Wednesday, November 6, 2013

Diderot and Political Power

On a recent Monday, Red Baron participated in an all-day seminar jointly sponsored by Freiburg's University and the Frankreich Zentrum: Diderot und die Macht (Diderot and political power). One paper by Dr. Michel Kerautret of the Assemblée Nationale Française in Paris had my special attention: Diderot et la Révolution américaine.

My readers already met the French editor of the famous Encyclopédie, ou Dictionnaire raisonné des sciences, des arts et des métiers Denis Diderot in an earlier blog. However, besides being an atheist, he was a philosopher, critic, narrator, dramatist, essayist, moralist, materialist, scientist, psychologist, and entertaining letter writer. He is regarded as a witty discussion partner among his peers.

As a philosopher of the Enlightenment, Diderot advocates a positive philosophy in man (and woman) education. That is all that counts for him. In his view, any religion is pernicious, and priests start poisoning people at birth with prejudices. Men (and women) are contaminated by rules that hamper their natural development.

Concerning political power, Diderot welcomes enlightened absolutism but criticizes its bureaucratic excesses. He stigmatizes the princes who market themselves with slogans like I am the foremost servant of my state but remain despots. Even when princes force their subjects to their well-being, they still remain nothing other than "enlightened despots."

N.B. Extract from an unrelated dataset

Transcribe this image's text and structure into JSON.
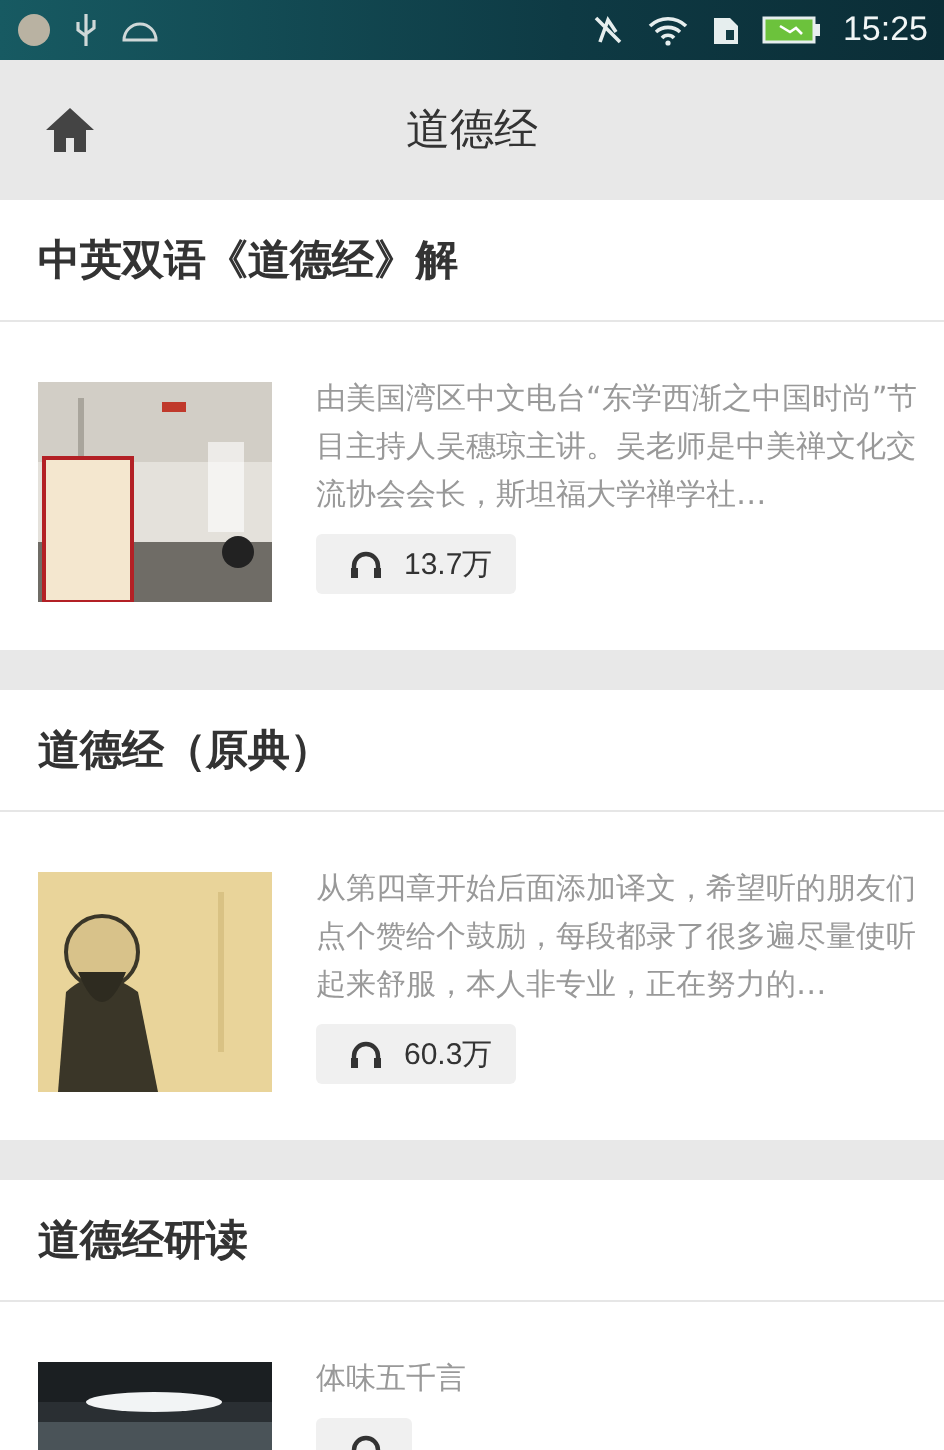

Diderot points out the social injustice in France to his king without any hope of improvement. With high hopes, he travels to St. Petersburg in 1773, taking his message to Catharine the Great to find out that she likes to listen to him but does what she considers best for her and her country. She just had exercised the First Partition of Poland jointly with the "enlightened" princes of Austria and Prussia. Disappointed, Diderot returns to France just one year later. 

During his travels he avoids his special friend Frederick the Great in bypassing Potsdam as the map shows: J'etais bien resolu ... d'eviter le roi de Prusse qui ne m'aime pas, a qui je le rends bien ... Ce roi est certainement un grand homme; mais quinteux comme une peruche, malfaisant comme un singe, et capable en meme temps des plus grands comme des plus petites choses. C'est une mechante ame, et, je trancherai le mot: une tete mal faite par quelque coin (I was well decided to avoid the Prussian king who does not love me, and I return it to him ... This king certainly is a great man but grumpy as a parakeet, malicious as an ape, and at the same time is capable of the greatest as well as the most minor things. He is a vicious soul, and I say it distinctly: a somehow poorly done head).

Diderot's travel to and from St. Petersburg (©Wikipedia)
For Diderot, Frederick is the arch-model of a Machiavellian ruler. Once in power, he, who had written an anti-Machiavelli in his youth, threw his earlier principles completely overboard and developed Prussia into a brutal military state.

Already as early as 1769, Diderot predicts the secession of the American colonies from Britain, for she does not observe her own principles. For Diderot, one nation suppressing another is worse than a despotic ruler. With the outbreak of the American Revolution, Diderot, an unmitigated adversary of slavery, accuses the British of being tyrants over other people treating their possessions in America like those in Africa. Britain considers the colonists as backwoodsmen, not having any rights. Diderot takes on the British, who regard the revolting colonists as rebels: Yes, they are rebels, for they do not want to be your slaves. Rebellion is the legitimate exercise of oppressed people's natural and inalienable rights. Turning to the Americans - thinking about the slaves they, in turn, exploit - he hopes that the revolution may provide wisdom to the people so that they may apply their freedom reasonably.